Getting the help you need and protecting yourself against violence, or escaping the relationship, are the other factors in preventing yourself from becoming another statistic. Nicole admits it was really difficult, but that she eventually broke it off with Sean. “I made sure I did it in a public place and that a friend was waiting for me when I got home,” she explains. “Sean did try to get in touch with me a couple of times, but I didn't return his calls. I moved into another flat so he didn't have my address anymore – I was really worried that he'd get more violent with me.”

There is no denying that leaving any relationship is hard, says the Domestic Violence Advocacy Service (DVAS). In violent situations, women have to negotiate a number of obstacles that can make leaving difficult, or even dangerous. But if you think with your heart, not your head, you're in danger.

For Joanna, leaving almost wasn't an option. In the worst episode of violence she experienced, Joanna recalls lying on the floor while Steven kicked her and then smashed her in the face. “That night I was agony. I couldn't breath. I thought I was dying. I said to myself, 'God, please give me strength to leave because if I don't, he's going to kill me.'” Joanna waited fearfully until her boyfriend left the house, then took a taxi to the local police station, where she lost consciousness. When police officers called an ambulance Joanna had six broken ribs, a broken nose and her 45-kilogram body was covered in blood and bruises. Five days later, after being visited in hospital by a social worker, she was ready to take out a restraining order against Steven, to make a full statement to the police about the months of abuse she had endured and to try and begin her life again.

Simpson says this is the very reason her organisation doesn't blatantly tell women to leave. “It can be very difficult not to tell her to go, especially if we're concerned about her safety. But telling a woman what she should and shouldn't do runs the risk of alienating her further down the track,” she explains. “For example, if we advise her to leave and she doesn't, then six months later he hurts her badly, she'll be reluctant to seek our support because she didn't take our advice before.
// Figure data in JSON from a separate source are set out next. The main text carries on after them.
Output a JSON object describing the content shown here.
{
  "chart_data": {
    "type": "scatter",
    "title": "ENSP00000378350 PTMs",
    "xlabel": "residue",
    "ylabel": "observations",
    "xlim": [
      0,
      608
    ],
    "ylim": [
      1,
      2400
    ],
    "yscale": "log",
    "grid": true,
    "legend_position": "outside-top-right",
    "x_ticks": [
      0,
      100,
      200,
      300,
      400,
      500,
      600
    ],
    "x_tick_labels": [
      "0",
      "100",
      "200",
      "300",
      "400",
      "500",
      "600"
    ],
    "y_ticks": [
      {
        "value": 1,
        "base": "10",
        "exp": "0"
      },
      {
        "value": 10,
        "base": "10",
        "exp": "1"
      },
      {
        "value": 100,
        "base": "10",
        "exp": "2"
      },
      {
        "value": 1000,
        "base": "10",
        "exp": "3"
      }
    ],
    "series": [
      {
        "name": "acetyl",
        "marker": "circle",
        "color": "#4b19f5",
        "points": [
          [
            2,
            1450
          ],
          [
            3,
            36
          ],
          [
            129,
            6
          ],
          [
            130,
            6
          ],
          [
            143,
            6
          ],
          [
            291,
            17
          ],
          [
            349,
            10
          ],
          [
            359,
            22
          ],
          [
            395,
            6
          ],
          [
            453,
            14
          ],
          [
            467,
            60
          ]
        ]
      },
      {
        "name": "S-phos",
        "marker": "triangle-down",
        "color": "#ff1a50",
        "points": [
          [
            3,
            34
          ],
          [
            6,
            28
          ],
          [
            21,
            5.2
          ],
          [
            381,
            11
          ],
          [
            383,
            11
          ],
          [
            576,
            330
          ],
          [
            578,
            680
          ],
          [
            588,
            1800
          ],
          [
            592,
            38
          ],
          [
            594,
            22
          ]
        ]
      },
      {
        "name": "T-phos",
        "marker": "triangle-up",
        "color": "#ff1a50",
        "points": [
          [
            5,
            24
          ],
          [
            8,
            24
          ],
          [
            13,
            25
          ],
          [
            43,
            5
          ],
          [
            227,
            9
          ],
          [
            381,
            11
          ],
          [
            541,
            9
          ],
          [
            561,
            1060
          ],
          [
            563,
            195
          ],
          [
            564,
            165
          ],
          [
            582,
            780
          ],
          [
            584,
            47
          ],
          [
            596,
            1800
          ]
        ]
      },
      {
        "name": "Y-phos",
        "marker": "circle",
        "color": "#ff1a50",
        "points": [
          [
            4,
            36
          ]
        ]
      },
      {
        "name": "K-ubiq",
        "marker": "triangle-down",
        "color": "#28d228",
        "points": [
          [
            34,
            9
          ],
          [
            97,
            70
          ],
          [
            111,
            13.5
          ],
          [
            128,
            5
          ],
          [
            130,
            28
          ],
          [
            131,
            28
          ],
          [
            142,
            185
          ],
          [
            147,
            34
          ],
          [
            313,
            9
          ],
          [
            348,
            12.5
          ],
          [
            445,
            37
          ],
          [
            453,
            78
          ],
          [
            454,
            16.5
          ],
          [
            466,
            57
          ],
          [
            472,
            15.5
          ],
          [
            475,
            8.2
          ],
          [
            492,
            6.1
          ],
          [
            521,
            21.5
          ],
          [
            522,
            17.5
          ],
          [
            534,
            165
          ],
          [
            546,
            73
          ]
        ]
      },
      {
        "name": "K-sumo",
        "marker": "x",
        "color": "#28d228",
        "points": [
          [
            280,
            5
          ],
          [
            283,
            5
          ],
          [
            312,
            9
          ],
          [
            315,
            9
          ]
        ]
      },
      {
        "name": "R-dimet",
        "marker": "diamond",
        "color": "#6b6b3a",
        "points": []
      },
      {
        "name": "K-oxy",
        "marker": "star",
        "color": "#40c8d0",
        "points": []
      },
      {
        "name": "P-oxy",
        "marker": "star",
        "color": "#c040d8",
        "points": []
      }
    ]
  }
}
We have to work with women from the stage which they are at – she might not be ready to leave, she may be too scared, or she may say that she loves him so much she doesn't want to leave. Instead, we ask about other aspects of their relationship, to ascertain how safe she feels with him on a day-to-day basis – so she realises for herself that perhaps it isn't as positive as she thought. A typical scenario is a woman calling up and saying, 'My relationship is great, but my boyfriend hit me. I don't know whether it's just a one-off, or if he'll do it again?'”

“Through questioning,” Simpson continues, “she may also discover that he doesn't like her going out with her girlfriends. Or that he doesn't like her family, or her spending time with them. She may also realise that he gets drunk and puts her down sometimes. Hopefully, this puts things into perspective for her.”

Hall suggests writing down all the pros and cons to staying or leaving the relationship. “Tell another objective, trustworthy adult what's going on and ask as many people as you can whether you should stay or leave. Or approach one of the many professional sevices that offer help, such as your community legal or health centre,” she says.